Compiled by Iskender Nurmi
DAILY REVIEW FROM BASHKORTOSTANDaily Reports Violations In Bashkir Electoral Campaign...
In an article titled "It Is Not Easy To Be a Candidate in Bashkortostan," "Nezavisimaya gazeta" reported on 21 February about violations during the electoral campaign for the Bashkir State Assembly. It is alleged that an administrative source eliminated numerous opposition candidates when they registered, the daily reported. It described as "unique even for the Russian electoral experience" a case of the registration refusal of Bashkir Tatar Public Center leaders Zahir Khekimov and Marat Ramazanov, whom the electoral commission ruled every signature in favor of their candidacies was invalid. The paper commented that, given their influence among Bashkortostan's Tatars, it is hard to believe that they were unable to even persuade their relatives to back their candidacies. The daily reported that a court that heard their appeals also doubted the conclusions of the electoral commission and "wisely" stated that they were each short by one signature in order to be properly registered. The newspaper cited unnamed observers of the elections as reporting about "black lists" that included the names of not only opposition candidates but other candidates who did not have the support of Bashkir authorities. The daily also reported that the mother of opposition candidate Viktor Chernov was beaten by unknown assailants, while a daughter of another candidate was threatened with the loss of her job. Observers also said that not only the heads of raions but even senior republican officials promote "official" candidates during their work time. In addition, teachers and doctors were charged with collecting signatures in favor of "official" candidates.

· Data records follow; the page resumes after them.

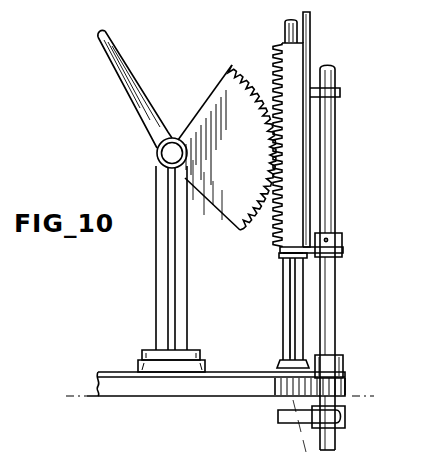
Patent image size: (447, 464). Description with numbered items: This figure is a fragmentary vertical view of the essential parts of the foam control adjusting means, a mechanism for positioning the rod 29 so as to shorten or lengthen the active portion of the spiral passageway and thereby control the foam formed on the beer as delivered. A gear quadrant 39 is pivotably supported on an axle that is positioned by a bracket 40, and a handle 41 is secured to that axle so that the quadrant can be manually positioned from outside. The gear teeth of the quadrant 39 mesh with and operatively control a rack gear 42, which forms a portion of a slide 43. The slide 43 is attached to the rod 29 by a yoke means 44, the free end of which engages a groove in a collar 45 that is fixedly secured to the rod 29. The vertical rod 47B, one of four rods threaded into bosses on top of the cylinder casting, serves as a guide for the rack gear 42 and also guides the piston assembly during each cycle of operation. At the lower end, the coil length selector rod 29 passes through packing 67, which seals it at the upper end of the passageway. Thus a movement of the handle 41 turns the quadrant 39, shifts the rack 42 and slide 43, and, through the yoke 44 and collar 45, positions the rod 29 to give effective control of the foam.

The rod 29 is at (327, 302).
The gear quadrant 39 is at (254, 166).
The bracket 40 is at (158, 277).
The handle 41 is at (136, 92).
The rack gear 42 is at (273, 236).
The slide 43 is at (290, 53).
The yoke means 44 is at (283, 256).
The collar 45 is at (343, 250).
The rod 47B is at (290, 318).
The packing 67 is at (343, 367).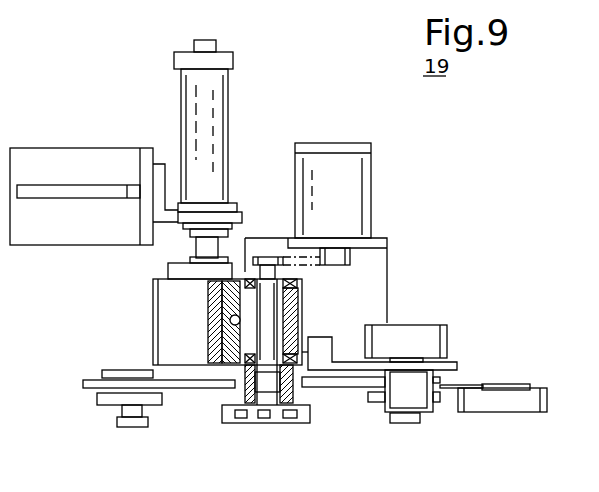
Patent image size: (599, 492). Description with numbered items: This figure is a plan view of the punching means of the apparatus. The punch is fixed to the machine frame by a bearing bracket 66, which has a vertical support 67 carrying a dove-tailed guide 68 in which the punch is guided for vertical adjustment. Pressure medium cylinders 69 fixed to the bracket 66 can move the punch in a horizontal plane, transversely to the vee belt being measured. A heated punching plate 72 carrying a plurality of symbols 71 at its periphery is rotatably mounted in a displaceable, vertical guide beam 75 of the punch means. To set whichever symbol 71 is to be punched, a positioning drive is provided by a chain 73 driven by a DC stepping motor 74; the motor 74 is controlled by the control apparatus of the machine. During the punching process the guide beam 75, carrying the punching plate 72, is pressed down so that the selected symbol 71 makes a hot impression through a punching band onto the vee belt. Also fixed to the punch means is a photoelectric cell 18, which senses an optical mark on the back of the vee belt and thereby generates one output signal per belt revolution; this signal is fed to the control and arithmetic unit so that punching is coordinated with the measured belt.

The photoelectric cell 18 is at (530, 397).
The bearing bracket 66 is at (70, 157).
The vertical support 67 is at (163, 302).
The dove-tailed guide 68 is at (217, 318).
The pressure medium cylinders 69 is at (222, 95).
The symbols 71 is at (242, 422).
The heated punching plate 72 is at (282, 422).
The chain 73 is at (310, 266).
The DC stepping motor 74 is at (357, 172).
The vertical guide beam 75 is at (295, 308).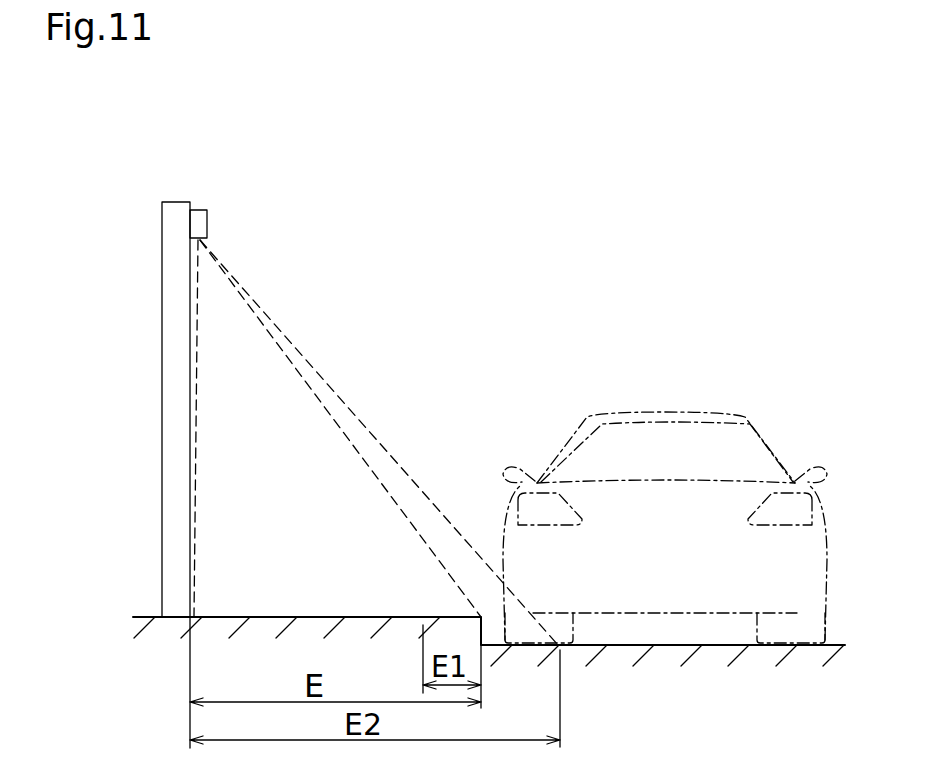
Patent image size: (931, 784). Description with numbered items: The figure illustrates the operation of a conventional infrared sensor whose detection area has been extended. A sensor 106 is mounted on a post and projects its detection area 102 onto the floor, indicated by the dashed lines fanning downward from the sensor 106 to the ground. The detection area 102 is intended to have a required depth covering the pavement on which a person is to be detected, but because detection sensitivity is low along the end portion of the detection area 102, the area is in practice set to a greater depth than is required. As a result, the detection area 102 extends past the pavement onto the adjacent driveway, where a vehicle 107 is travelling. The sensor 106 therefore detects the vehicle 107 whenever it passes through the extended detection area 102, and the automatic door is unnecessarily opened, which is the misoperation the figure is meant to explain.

The detection area 102 is at (312, 617).
The sensor 106 is at (207, 224).
The vehicle 107 is at (705, 417).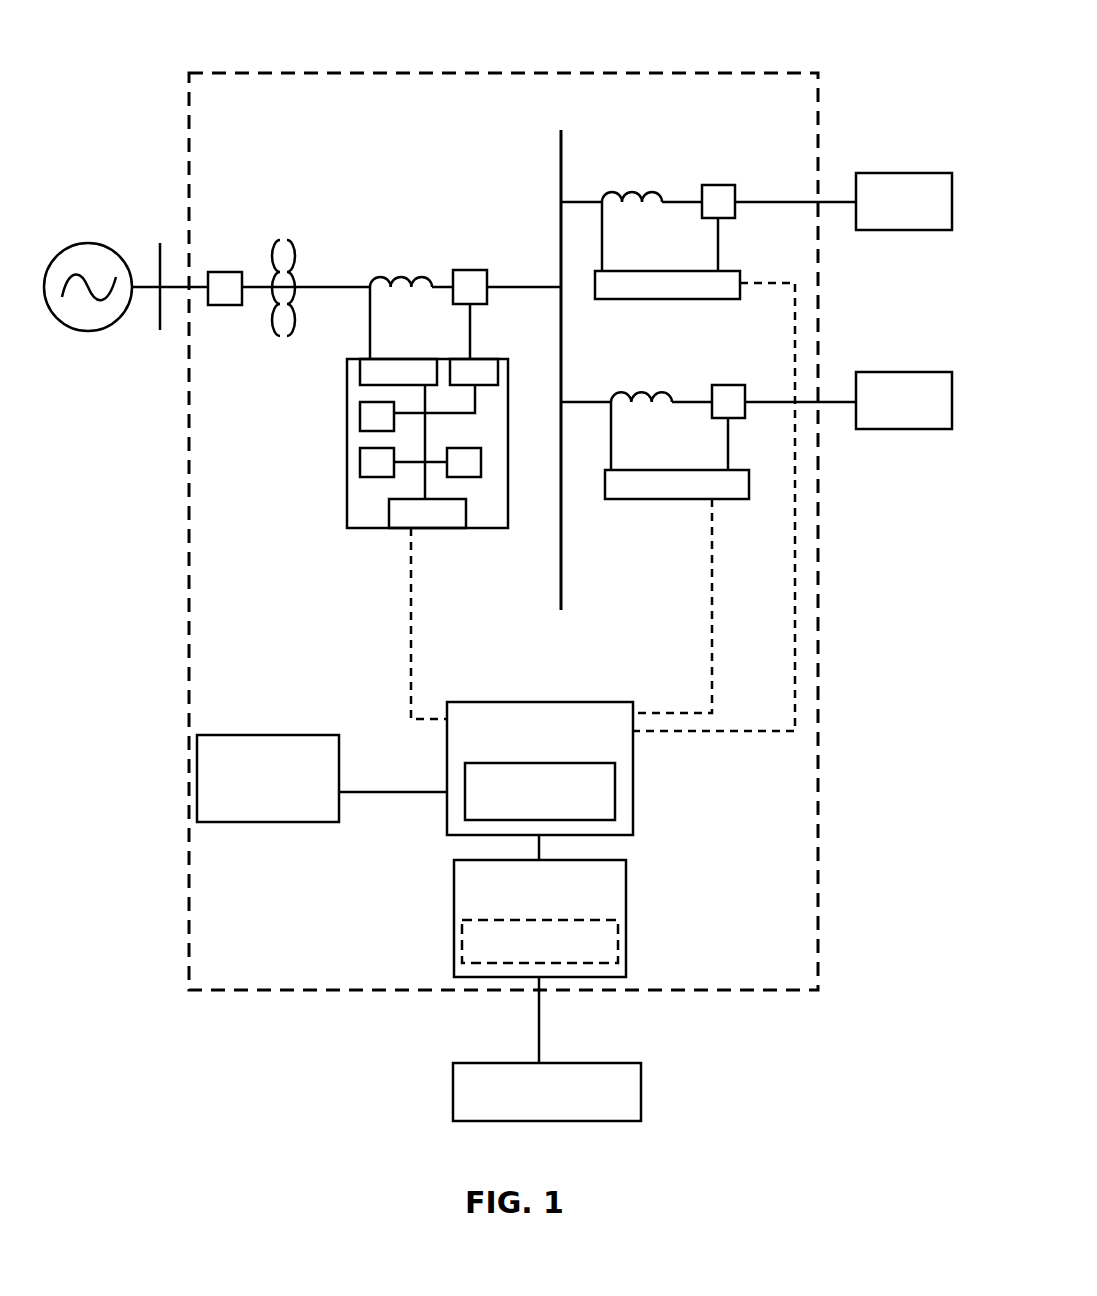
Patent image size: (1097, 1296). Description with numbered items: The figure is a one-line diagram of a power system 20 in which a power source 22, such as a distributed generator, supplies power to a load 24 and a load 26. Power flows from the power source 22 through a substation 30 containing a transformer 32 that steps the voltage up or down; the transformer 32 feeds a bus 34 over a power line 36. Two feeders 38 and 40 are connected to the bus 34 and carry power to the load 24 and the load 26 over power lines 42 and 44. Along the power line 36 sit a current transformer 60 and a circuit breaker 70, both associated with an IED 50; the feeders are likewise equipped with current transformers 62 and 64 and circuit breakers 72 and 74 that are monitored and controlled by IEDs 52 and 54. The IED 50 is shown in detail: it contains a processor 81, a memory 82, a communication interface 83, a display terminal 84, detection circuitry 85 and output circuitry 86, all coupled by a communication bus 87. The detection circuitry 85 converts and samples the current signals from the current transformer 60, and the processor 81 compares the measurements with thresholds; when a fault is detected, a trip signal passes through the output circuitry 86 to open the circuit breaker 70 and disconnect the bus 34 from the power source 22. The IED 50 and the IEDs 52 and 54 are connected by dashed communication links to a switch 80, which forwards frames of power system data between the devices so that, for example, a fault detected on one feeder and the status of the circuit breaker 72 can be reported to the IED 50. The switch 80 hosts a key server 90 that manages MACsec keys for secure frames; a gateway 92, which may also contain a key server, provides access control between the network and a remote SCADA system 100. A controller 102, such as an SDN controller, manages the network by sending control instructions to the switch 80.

The power system 20 is at (809, 42).
The power source 22 is at (89, 243).
The load 24 is at (901, 173).
The load 26 is at (900, 372).
The substation 30 is at (189, 598).
The transformer 32 is at (283, 240).
The bus 34 is at (561, 598).
The power line 36 is at (530, 287).
The feeder 38 is at (760, 421).
The feeder 40 is at (763, 512).
The power line 42 is at (772, 202).
The power line 44 is at (770, 402).
The IED 50 is at (427, 445).
The IED 52 is at (673, 299).
The IED 54 is at (673, 499).
The current transformer 60 is at (390, 278).
The current transformer 62 is at (608, 195).
The current transformer 64 is at (615, 395).
The circuit breaker 70 is at (466, 270).
The circuit breaker 72 is at (714, 185).
The circuit breaker 74 is at (724, 385).
The switch 80 is at (520, 739).
The processor 81 is at (360, 420).
The memory 82 is at (481, 465).
The communication interface 83 is at (455, 528).
The display terminal 84 is at (360, 466).
The detection circuitry 85 is at (405, 359).
The output circuitry 86 is at (498, 373).
The communication bus 87 is at (477, 403).
The key server 90 is at (465, 786).
The gateway 92 is at (454, 910).
The SCADA system 100 is at (453, 1075).
The controller 102 is at (197, 763).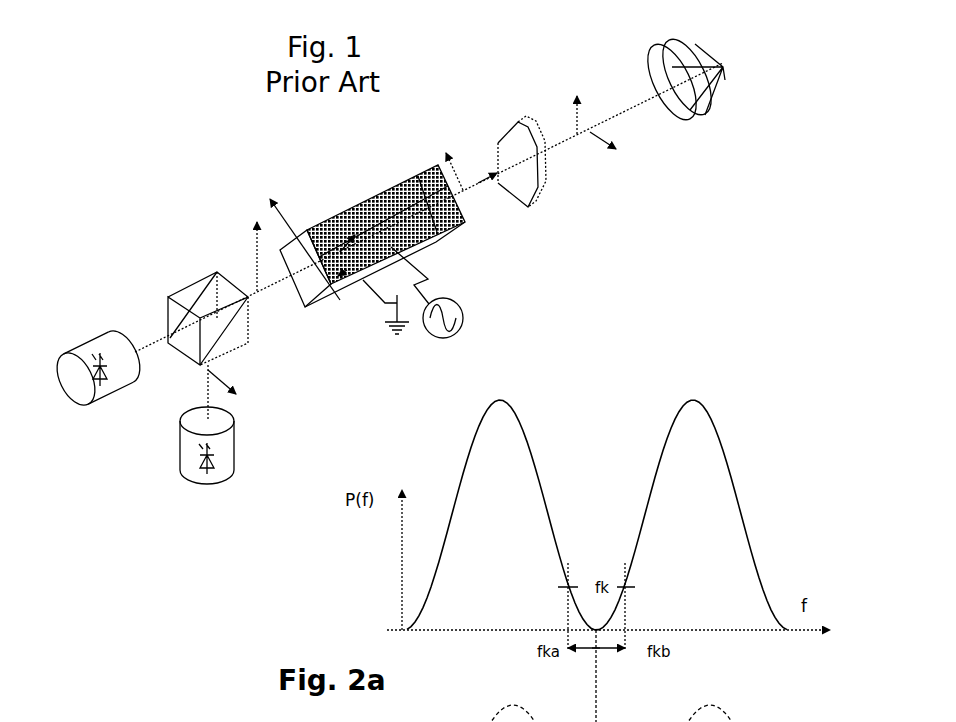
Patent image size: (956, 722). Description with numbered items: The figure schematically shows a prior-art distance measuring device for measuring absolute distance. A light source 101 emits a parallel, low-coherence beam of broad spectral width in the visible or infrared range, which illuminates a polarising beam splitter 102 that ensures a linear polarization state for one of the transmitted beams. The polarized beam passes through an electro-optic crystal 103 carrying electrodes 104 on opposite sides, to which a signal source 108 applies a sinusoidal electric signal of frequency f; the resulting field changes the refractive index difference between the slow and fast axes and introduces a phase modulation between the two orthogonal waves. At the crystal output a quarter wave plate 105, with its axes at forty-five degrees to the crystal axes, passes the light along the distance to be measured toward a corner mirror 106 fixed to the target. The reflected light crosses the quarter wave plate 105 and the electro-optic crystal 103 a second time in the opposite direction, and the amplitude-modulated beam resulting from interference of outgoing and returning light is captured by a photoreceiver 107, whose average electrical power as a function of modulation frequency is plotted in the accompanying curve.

...As Does A Candidate In Appeal To CEC Heads...
"Trud" on 21 February published an appeal by one Akberdin, a Bashkir parliamentary candidate in the Chermosanskii electoral district, to Russian Central Electoral Commission Chairman Aleksandr Veshnyakov and Bashkir Central Electoral Commission Chairman Baryi Kinjegulov. He said there had been "unprecedented violations of legislation" during the electoral campaign for the Bashkir State Assembly. Akberdin said unknown persons questioned people who provided their signatures for his candidacy. That is a violation of Bashkir electoral law, under which only interior ministry employees are empowered to conduct such a check in the case that they are asked to by an electoral commission, Akberdin added. He also said that the heads of several companies, including the state-run Davlekanovo Boot and Shoe Factory, threaten to penalize or fire their employees if they did not vote for Ramil Mewliyarov, a candidate from Unified Russia. The director of the Davlekanovo Boot and Shoe Factory is Mewliyarov's agent, Akberdin said.
...While Four Candidates Quit Parliamentary Race
Four candidates for the Bashkir State Assembly have refused to participate further in the race, RosBalt reported on 20 February, citing the Bashkir Central Electoral Commission. All are said to have reached the decision voluntarily on the grounds of Article 53 of the republican Electoral Code, the report said. Two of them were campaigning in Ufa and two others in Boro (Birsk). Thus, the number of candidates for the 120 seats has been reduced to 392.